La danza del cristal
Por fuera, se diría que era una piedra cualquiera: grisácea y ovalada. De haberse mantenido entera, bien hubiera podido confundirse con un huevo de dinosaurio fosilizado. Pero no era una simple piedra. Se trataba de una pequeña roca que un vecino había encontrado en el campo y que, al haberla separado por la mitad, había dejado al descubierto una preciosa amatista.
Cómo una de las dos mitades fue a parar a manos de Amandine es otra historia, pero el hecho es que a la luz de una lámpara ella observaba detenidamente los cristales violáceos que conformaban el interior de la geoda y los recorría apenas rozándolos con el dedo índice hasta que se detuvo en el vértice irisado de uno de ellos. La tonalidad del cristal le recorrió todo su cuerpo; y, dejando a un lado la amatista, se acercó al mueble sobre el que reposaban los discos. Sacó uno de su funda, lo puso en el viejo tocadiscos y, accionando el brazo que sostenía la aguja, este empezó a girar. No era nada nuevo. Solía repetir ese gesto en aquellos días en los que el Sol se ponía pronto y las tardes se hacían tan largas antes de que llegase la hora de irse a la cama. Le gustaba abstraerse escuchando música, pues se veía a sí misma inmersa en alguna historia que fabulaba con el pensamiento, marcada por el ritmo de las notas que brotaban a través del altavoz. De manera que dejó caer la aguja sobre el disco y sentó en el suelo frente al aparato con las piernas cruzadas.

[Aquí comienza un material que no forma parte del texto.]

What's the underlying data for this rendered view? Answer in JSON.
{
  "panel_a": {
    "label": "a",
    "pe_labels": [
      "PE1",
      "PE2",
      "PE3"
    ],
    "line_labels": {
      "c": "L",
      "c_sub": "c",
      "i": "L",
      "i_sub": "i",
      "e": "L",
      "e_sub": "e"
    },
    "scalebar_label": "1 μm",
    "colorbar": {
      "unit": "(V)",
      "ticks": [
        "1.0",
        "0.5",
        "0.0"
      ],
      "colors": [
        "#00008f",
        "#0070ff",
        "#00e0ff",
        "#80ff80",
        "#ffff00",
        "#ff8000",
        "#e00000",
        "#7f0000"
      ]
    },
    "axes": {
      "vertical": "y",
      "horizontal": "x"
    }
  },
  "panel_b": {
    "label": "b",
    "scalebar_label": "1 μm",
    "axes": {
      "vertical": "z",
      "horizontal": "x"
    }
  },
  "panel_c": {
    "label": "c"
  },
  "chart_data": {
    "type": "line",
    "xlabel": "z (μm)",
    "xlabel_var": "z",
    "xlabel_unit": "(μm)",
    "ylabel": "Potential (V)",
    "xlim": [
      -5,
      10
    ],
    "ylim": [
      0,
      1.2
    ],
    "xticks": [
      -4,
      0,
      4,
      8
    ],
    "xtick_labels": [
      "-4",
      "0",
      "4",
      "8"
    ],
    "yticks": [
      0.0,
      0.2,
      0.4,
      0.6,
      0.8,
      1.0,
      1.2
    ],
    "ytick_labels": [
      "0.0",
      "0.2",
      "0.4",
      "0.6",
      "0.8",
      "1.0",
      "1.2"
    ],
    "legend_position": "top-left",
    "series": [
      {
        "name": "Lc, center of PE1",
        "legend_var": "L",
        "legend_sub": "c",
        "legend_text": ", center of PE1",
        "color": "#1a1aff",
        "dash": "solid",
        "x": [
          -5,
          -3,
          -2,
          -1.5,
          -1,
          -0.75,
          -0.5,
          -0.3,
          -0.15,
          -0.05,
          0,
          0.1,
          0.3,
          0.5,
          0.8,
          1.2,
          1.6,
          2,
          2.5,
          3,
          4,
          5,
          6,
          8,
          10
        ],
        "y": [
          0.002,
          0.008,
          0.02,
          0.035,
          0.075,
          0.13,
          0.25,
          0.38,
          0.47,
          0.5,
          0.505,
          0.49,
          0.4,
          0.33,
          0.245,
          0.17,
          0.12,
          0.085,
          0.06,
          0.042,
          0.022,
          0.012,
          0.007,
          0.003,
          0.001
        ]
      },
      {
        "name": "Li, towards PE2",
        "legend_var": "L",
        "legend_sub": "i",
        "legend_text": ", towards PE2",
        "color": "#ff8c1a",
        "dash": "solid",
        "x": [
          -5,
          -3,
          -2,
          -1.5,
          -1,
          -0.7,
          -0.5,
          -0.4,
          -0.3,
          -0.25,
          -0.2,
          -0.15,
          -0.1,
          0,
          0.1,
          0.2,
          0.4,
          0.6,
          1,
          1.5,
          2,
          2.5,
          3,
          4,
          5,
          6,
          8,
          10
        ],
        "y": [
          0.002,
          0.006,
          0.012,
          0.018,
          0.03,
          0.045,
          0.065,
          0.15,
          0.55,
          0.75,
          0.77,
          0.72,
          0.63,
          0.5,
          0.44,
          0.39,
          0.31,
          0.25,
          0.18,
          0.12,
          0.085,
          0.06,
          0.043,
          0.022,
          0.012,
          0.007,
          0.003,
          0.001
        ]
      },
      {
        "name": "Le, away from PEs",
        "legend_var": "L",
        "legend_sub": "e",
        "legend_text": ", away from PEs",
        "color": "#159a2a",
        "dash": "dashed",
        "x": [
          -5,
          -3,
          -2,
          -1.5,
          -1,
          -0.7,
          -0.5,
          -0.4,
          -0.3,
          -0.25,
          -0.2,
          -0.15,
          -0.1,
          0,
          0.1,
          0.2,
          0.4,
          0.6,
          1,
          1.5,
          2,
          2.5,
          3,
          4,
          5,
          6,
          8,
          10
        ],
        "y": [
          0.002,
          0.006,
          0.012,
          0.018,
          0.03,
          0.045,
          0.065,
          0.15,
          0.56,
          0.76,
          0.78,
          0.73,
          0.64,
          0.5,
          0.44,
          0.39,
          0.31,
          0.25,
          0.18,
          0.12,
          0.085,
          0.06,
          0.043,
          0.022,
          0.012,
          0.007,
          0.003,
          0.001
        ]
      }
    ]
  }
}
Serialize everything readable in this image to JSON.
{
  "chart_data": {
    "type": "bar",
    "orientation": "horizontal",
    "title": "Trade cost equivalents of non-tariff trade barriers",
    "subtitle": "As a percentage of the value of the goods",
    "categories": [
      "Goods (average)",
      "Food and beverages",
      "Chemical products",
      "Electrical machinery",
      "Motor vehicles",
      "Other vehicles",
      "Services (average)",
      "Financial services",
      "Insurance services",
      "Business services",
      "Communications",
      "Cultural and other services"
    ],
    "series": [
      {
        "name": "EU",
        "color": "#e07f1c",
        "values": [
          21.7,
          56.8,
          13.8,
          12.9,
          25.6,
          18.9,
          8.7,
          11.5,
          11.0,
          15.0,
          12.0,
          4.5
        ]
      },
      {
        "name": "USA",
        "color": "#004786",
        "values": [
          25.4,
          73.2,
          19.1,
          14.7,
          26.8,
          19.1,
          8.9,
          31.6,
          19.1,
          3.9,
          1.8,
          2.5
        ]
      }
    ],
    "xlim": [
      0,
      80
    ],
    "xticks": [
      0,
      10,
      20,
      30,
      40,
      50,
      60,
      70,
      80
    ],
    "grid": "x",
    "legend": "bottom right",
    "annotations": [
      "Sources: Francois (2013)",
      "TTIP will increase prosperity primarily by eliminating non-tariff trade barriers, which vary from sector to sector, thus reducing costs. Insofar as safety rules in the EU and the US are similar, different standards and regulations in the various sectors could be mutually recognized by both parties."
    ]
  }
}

Al principio sonaron dos notas, una más breve y otra más larga, como sacadas de cornamentas que usaran en otro tiempo nuestros ancestros y que se repetían a modo de llamada, a las que siguieron otras para indicar que la carrera del hombre había comenzado. Mientras el disco giraba sin cesar, Amandine, sin quitar los ojos de la aguja que daba vida a aquellos instrumentos a medida que surcaba el oscuro océano de vinilo en una espiral apenas perceptible, veía cómo su respiración acompasada se iba haciendo cada vez más pausada. Cerró los ojos y se dejó llevar por la música. Recordó el abrazo que le dio su madre cuando participó en aquella carrera que no ganó. Recordó el olor a lavanda de su abuela cuando la abrazaba. Ella misma se abrazó a una secuoya cuyas raíces, que se extendían por todas partes, rozaban las piedras minúsculas y, sorteando las rocas, penetraban en la tierra y se entrelazaban con las raíces de otros árboles. Se sintió tierra que alimenta al árbol, musgo que la cubre, hormiga que trepa en hilera por el tronco, ardilla que salta de rama en rama, pájaro que anida en el árbol y árbol mismo que respira. Sintió la profunda conexión que existe entre todas las cosas. Se vio con los brazos cruzados sobre su pecho a modo de ramas y, sostenida por un eje invisible, comenzó a dar vueltas lentamente sobre sí misma abrazando aquella música. Los pliegues de su falda iban dibujando en el aire las dunas de arena del desierto que el viento va moviendo de lugar. Conforme giraba, sus brazos se fueron separando del tronco y, con la inercia, se elevaron por encima de su pecho. Sintió un hormigueo a la altura del estómago, un amor indecible por todo. Y la energía que guardaba en su interior recorrió todo su cuerpo y fundió sus átomos con la llegada del hombre a su meta y con las ondas de la luz que emiten los astros a lo lejos. Sonó una última llamada que anunció el final del disco y la música se apagó.
Aunque ya no sonaba nada, hacía rato que el disco seguía dando vueltas guiado por la aguja que lo surcaba en espiral. Amandine, despertando de su ensueño, abrió los ojos de nuevo y estos se posaron sobre la geoda. Le pareció que los cristales de la amatista reverberaban a la luz de la lámpara como estrellas de una galaxia de la que ella formaba parte.
Más allá del tragaluz la Vía Láctea sigue dando vueltas. Su luz y su música, inaudible para el oído humano, se expanden sin cesar.